Il résulte de la combinaison des articles L. 211-1 et R. 211-1 du Code des procédures civiles d’exécution qu’un acte de saisie-attribution, qui ne peut être valablement établi qu’en vertu d’un titre exécutoire constatant une créance liquide et exigible, doit, à peine de nullité, mentionner expressément ledit titre ainsi qu’un décompte distinct des sommes réclamées au titre du principal, des intérêts échus et des frais, majorées d’une provision pour intérêts à échoir dans le délai d’un mois imparti pour former une contestation.

Si ces exigences se justifient aisément au regard de la rigueur et de la transparence attendues dans la mise en œuvre d’une mesure d’exécution forcée, une question se pose quant à la validité d’un acte de saisie lorsque les sommes mentionnées dans le décompte ne correspondent pas aux montants fixés par le titre exécutoire invoqué.

La Cour de cassation répond à cette interrogation en considérant qu’une telle discordance ne saurait entraîner la nullité de l’acte de saisie, dès lors qu’il s’agit d’une simple erreur de décompte. Cette irrégularité peut donner lieu, au plus, à une réduction du montant de la saisie, sans affecter la validité intrinsèque de la mesure.

En l’espèce, plusieurs personnes condamnées in solidum en première instance au paiement d’une somme sur le fondement de l’article 700 du Code de procédure civile, ont vu cette condamnation confirmée en appel, puis révisée à la hausse par un arrêt de la Cour de cassation. À la suite de cette décision, les sociétés bénéficiaires ont diligenté une procédure de saisie-attribution à l’encontre de certains débiteurs.

Ces derniers ont formé une contestation devant le juge de l’exécution, sollicitant l’annulation de la saisie au motif que les sommes réclamées correspondaient aux condamnations prononcées par les juridictions du fond, et non à celles fixées par la Cour de cassation, seul titre visé dans l’acte.

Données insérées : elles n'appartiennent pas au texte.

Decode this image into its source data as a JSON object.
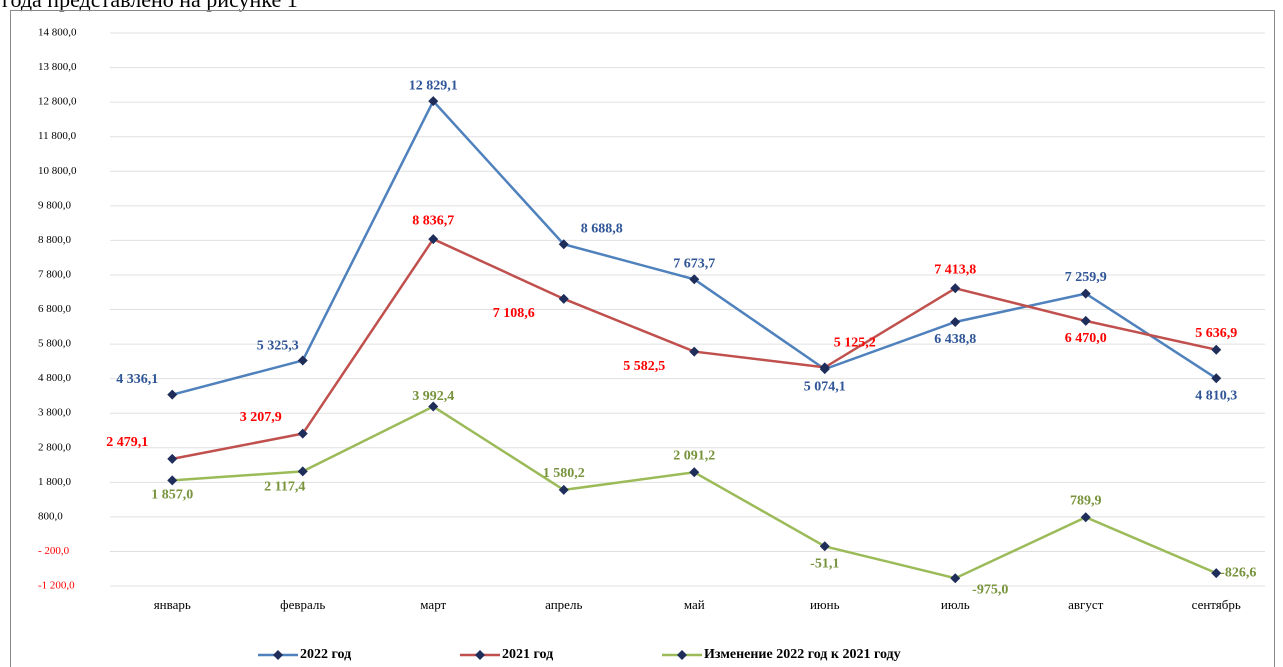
{
  "caption": "года представлено на рисунке 1",
  "chart_data": {
    "type": "line",
    "categories": [
      "январь",
      "февраль",
      "март",
      "апрель",
      "май",
      "июнь",
      "июль",
      "август",
      "сентябрь"
    ],
    "series": [
      {
        "name": "2022 год",
        "color": "#4f81bd",
        "label_color": "#2f5597",
        "values": [
          4336.1,
          5325.3,
          12829.1,
          8688.8,
          7673.7,
          5074.1,
          6438.8,
          7259.9,
          4810.3
        ],
        "value_labels": [
          "4 336,1",
          "5 325,3",
          "12 829,1",
          "8 688,8",
          "7 673,7",
          "5 074,1",
          "6 438,8",
          "7 259,9",
          "4 810,3"
        ]
      },
      {
        "name": "2021 год",
        "color": "#c0504d",
        "label_color": "#ff0000",
        "values": [
          2479.1,
          3207.9,
          8836.7,
          7108.6,
          5582.5,
          5125.2,
          7413.8,
          6470.0,
          5636.9
        ],
        "value_labels": [
          "2 479,1",
          "3 207,9",
          "8 836,7",
          "7 108,6",
          "5 582,5",
          "5 125,2",
          "7 413,8",
          "6 470,0",
          "5 636,9"
        ]
      },
      {
        "name": "Изменение 2022 год к 2021 году",
        "color": "#9bbb59",
        "label_color": "#77933c",
        "values": [
          1857.0,
          2117.4,
          3992.4,
          1580.2,
          2091.2,
          -51.1,
          -975.0,
          789.9,
          -826.6
        ],
        "value_labels": [
          "1 857,0",
          "2 117,4",
          "3 992,4",
          "1 580,2",
          "2 091,2",
          "-51,1",
          "-975,0",
          "789,9",
          "-826,6"
        ]
      }
    ],
    "ylim": [
      -1200,
      14800
    ],
    "yticks": [
      {
        "value": -1200,
        "label": "-1 200,0"
      },
      {
        "value": -200,
        "label": "- 200,0"
      },
      {
        "value": 800,
        "label": "800,0"
      },
      {
        "value": 1800,
        "label": "1 800,0"
      },
      {
        "value": 2800,
        "label": "2 800,0"
      },
      {
        "value": 3800,
        "label": "3 800,0"
      },
      {
        "value": 4800,
        "label": "4 800,0"
      },
      {
        "value": 5800,
        "label": "5 800,0"
      },
      {
        "value": 6800,
        "label": "6 800,0"
      },
      {
        "value": 7800,
        "label": "7 800,0"
      },
      {
        "value": 8800,
        "label": "8 800,0"
      },
      {
        "value": 9800,
        "label": "9 800,0"
      },
      {
        "value": 10800,
        "label": "10 800,0"
      },
      {
        "value": 11800,
        "label": "11 800,0"
      },
      {
        "value": 12800,
        "label": "12 800,0"
      },
      {
        "value": 13800,
        "label": "13 800,0"
      },
      {
        "value": 14800,
        "label": "14 800,0"
      }
    ],
    "grid": true,
    "marker_color": "#1f2d5a",
    "legend": "bottom"
  }
}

Cette demande est rejetée tant en première instance qu’en appel. Les débiteurs se pourvoient en cassation, arguant de la méconnaissance des articles L. 211-1 et R. 211-1 du Code des procédures civiles d’exécution, dès lors que les montants mentionnés dans l’acte ne concordaient pas avec ceux du titre exécutoire expressément visé.

La Cour de cassation confirme l’arrêt d’appel. Elle rappelle que le créancier ne peut poursuivre l’exécution forcée que sur le fondement du titre exécutoire mentionné dans l’acte de saisie et dans la limite des sommes qu’il fixe. Toutefois, elle juge que l’écart entre les sommes réclamées et celles effectivement dues ne constitue pas un vice de forme susceptible d’entraîner la nullité de la mesure, dès lors que l’acte comporte un décompte, même erroné.

Cette solution, bien que conforme à la jurisprudence antérieure, mérite d’être relevée, dans la mesure où l’erreur ne résulte pas d’une simple approximation comptable mais d’une divergence manifeste entre les montants réclamés et ceux constatés dans le titre exécutoire. La Cour rappelle néanmoins que la nullité ne saurait être encourue que dans le cas où l’acte ne comporterait aucun décompte, la seule irrégularité du montant pouvant être corrigée par voie de réduction.